Lymphoproliferative Disease, a disease of turkeys and chickens, is caused by a retrovirus (LPDV).
Known to occur in domestic turkeys in Europe and Israel, LPDV was first recognized in wild North American turkeys in 2009. Sporadic cases have been identified every year since then, though its significance for wild turkey populations is unknown. LPDV seems to be a disease that has spilled over from domestic to wild birds.
LPDV affects domestic chickens and wild turkeys. To date, the disease has only affected turkeys in the wild. Rare cases of a similar disease have been seen in other wild birds in North America, however these cases were not caused by LPDV, but rather a similar, related virus.
Domestic fowl are affected by LPDV in the UK, Austria, the Netherlands and Israel. Wild turkeys have been diagnosed with the disease, in Arkansas, Georgia, New Jersey, New York, New Hampshire, Maine, North Carolina, Pennsylvania, and West Virginia. Others have been found positive for the virus, but without diagnostic lesions.
It is believed that the disease is transmitted horizontally between birds that have had direct contact.
Disorientation, weakness, lethargy are common signs in those birds that are still alive, though the disease is rapidly fatal and birds are often found dead. Scabby nodules on the skin of the legs and head are also often seen.
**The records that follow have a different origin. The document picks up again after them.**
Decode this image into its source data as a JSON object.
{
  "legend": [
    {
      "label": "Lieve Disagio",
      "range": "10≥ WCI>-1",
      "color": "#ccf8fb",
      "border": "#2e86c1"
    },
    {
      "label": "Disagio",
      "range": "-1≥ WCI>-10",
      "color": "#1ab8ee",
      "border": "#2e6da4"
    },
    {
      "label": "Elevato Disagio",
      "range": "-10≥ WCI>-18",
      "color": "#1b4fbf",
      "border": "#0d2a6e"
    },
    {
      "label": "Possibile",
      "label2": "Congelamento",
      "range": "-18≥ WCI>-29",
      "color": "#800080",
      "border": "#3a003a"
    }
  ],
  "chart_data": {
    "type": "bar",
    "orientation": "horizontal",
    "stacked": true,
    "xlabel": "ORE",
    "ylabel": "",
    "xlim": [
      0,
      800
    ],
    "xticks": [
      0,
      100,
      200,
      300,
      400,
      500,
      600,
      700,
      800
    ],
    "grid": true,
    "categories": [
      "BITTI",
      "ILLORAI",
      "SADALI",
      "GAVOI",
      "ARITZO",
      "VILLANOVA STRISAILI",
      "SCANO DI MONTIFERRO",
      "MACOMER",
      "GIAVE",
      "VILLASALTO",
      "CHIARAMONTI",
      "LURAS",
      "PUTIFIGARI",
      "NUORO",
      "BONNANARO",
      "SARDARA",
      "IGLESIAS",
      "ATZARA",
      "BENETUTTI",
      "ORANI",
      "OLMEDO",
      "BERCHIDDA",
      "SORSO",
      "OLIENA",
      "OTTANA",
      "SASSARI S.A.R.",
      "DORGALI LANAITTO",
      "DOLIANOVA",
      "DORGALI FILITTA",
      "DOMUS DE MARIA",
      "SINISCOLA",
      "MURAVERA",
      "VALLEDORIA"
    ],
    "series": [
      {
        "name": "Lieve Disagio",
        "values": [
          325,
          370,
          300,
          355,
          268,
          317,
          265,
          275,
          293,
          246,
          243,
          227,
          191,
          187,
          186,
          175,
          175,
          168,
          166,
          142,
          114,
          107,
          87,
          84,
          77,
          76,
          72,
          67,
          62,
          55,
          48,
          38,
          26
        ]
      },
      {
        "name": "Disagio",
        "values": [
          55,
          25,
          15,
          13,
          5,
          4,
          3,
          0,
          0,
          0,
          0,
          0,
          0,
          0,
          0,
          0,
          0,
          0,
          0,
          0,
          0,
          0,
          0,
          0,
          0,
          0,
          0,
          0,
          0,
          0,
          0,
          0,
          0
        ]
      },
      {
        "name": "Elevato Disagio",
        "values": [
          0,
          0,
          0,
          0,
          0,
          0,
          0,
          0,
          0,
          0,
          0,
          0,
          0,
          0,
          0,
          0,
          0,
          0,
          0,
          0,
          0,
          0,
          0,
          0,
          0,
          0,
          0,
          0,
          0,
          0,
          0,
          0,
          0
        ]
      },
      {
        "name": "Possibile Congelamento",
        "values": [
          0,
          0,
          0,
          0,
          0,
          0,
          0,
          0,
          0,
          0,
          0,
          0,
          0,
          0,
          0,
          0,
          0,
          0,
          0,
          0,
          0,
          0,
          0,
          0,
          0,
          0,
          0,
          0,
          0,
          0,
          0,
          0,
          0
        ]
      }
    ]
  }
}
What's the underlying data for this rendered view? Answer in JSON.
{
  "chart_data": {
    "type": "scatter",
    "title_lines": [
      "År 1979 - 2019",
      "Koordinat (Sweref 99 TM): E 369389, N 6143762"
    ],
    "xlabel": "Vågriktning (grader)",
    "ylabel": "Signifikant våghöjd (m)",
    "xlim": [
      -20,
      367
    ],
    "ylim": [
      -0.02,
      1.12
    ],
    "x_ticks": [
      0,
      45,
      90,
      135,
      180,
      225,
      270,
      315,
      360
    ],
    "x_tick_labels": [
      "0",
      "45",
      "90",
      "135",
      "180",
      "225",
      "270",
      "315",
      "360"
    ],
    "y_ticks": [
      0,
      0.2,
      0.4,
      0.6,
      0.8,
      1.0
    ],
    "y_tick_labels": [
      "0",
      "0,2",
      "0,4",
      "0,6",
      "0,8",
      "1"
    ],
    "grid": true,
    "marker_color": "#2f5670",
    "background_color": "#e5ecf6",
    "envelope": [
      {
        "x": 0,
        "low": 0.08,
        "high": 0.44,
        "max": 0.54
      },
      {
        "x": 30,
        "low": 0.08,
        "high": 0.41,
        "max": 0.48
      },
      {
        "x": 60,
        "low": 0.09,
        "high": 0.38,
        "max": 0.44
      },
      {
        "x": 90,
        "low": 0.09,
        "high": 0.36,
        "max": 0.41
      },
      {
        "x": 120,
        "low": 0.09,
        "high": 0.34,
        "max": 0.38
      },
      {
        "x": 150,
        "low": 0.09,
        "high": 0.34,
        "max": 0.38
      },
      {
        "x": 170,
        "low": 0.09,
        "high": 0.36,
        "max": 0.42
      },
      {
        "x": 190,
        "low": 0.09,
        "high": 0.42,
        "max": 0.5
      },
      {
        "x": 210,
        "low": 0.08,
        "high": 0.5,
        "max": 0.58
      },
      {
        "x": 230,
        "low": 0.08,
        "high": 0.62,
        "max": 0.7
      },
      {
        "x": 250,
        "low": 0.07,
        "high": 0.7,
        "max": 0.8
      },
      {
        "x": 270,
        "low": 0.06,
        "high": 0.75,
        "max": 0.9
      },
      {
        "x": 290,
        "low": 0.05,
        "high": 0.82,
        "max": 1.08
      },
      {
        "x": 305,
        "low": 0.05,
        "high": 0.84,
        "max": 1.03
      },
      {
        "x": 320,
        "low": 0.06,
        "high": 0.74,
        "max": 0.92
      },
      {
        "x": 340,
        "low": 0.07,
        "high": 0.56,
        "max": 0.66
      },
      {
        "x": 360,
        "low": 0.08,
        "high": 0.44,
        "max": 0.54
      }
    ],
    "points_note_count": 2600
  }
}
Multiple tan nodules in the organs, enlarged spleen and liver, and skin nodules are suggestive of LPDV infection. Turkeys with this disease may also have concurrent infection with Avian Pox virus, though the relationship between these viruses is currently unclear. Laboratory tests can detect the viruses that are present. Please refer to the Avian Pox disease description for more information on clinical signs and diagnosis of that disease.
No treatment is available.
Because turkeys are flocking birds, proximity is an important risk factor. Practices that bring birds together such as feeding will lead to the spread of the disease if the virus is present.